While I am barely in touch with one of them, the other two are not in my life at all. {Today is actually the birthday of one of them, so I’ll send a resounding “happy birthday, J” out into the world.}
Ten years ago I was incredibly comfortable in my friendships. I lived in a place that wasn’t my favorite- but I truly loved my friends. We had dinner parties and consistent movie adventures. We shopped together, read together, played together and prayed together. I knew that was exactly how I always wanted it to be.
Of course, it wasn’t.
Here I am, at 36 years of age. Different location. Different friends. Different occupation. While I am still friends {sort of} with some of the girls i was friends with then, nothing looks the same. It isn’t worse, but it definitely isn’t better either. There are days when I miss that so much, and i think wow, I would trade one hundred todays for just one of those yesterdays… but isn’t that how it usually is? We cling to the past and look in that rear view mirror.
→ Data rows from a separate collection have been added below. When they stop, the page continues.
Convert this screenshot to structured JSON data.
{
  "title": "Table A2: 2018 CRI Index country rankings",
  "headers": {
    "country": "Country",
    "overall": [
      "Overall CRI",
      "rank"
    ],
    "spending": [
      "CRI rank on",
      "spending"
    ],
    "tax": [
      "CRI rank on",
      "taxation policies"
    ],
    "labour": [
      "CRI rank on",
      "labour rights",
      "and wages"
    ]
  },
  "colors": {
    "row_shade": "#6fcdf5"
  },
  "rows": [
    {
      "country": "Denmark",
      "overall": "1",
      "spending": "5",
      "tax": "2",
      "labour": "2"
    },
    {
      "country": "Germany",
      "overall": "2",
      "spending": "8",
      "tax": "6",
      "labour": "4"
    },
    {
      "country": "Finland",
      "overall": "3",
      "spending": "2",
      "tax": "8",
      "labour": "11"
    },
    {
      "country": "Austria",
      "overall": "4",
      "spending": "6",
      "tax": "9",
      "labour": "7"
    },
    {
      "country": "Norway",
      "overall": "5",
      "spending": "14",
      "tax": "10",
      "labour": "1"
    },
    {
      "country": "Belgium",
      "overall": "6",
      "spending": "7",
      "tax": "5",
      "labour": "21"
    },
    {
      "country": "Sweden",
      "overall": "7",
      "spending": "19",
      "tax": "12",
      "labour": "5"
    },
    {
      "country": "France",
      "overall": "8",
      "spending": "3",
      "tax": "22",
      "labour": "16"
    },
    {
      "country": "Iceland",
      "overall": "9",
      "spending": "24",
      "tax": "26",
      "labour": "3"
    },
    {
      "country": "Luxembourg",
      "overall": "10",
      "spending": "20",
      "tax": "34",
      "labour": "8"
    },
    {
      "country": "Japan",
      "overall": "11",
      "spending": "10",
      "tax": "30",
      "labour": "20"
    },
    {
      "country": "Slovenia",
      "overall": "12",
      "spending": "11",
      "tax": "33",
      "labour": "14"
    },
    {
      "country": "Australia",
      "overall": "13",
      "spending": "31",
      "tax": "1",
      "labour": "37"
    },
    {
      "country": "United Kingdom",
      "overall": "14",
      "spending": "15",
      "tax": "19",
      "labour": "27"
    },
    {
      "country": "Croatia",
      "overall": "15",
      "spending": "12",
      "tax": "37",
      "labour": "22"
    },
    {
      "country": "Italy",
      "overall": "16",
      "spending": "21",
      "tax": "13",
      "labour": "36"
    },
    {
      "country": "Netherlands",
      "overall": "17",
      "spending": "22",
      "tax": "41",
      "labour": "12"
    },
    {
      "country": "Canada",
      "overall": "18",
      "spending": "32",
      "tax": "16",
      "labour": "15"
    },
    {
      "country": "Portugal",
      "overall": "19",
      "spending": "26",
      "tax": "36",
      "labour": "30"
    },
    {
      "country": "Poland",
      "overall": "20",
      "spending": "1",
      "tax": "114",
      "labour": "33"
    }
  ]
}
A little over five years ago we wanted nothing more than to move home. Then we lived in Michigan and home was, of course, Idaho. Our driving force for coming home was for our kids. Beyond that though, there were loads of amazing benefits. My husbands family, for one. My sister and her kids, for another. A gaggle of friends we had known since high school and college, that we loved and missed dearly.
Five years ago, we couldn’t believe we’d made it back. Made it home. And that feeling of home and perfection lasted for quite some time. Five years later though, we have no relationship with my husbands family, and are far better off for that. My sister and I, sadly, barely speak. The friends we knew have either moved away or we simply have little to nothing in common any longer, and new friends stand where they once stood. Things change. People change.
I’ve changed.
I no longer put up with abuses in the name of family, and sacrifice our boundaries to appease others. That’s changed, and i am glad it has. We don’t regret coming home, but today looks nothing like I thought it would those five or ten years ago. While we didn’t come back to “go backwards”, it’s starting to feel like we did.
Idaho, for us, has grown to be like our seasonal home. We aren’t alone in that notion either. A lot of celebrities have seasonal homes here, and why wouldn’t they? It’s a great seasonal state! Now, if someone would just notify our income level that it’s time to go out in search of our everyday home, I’d appreciate it.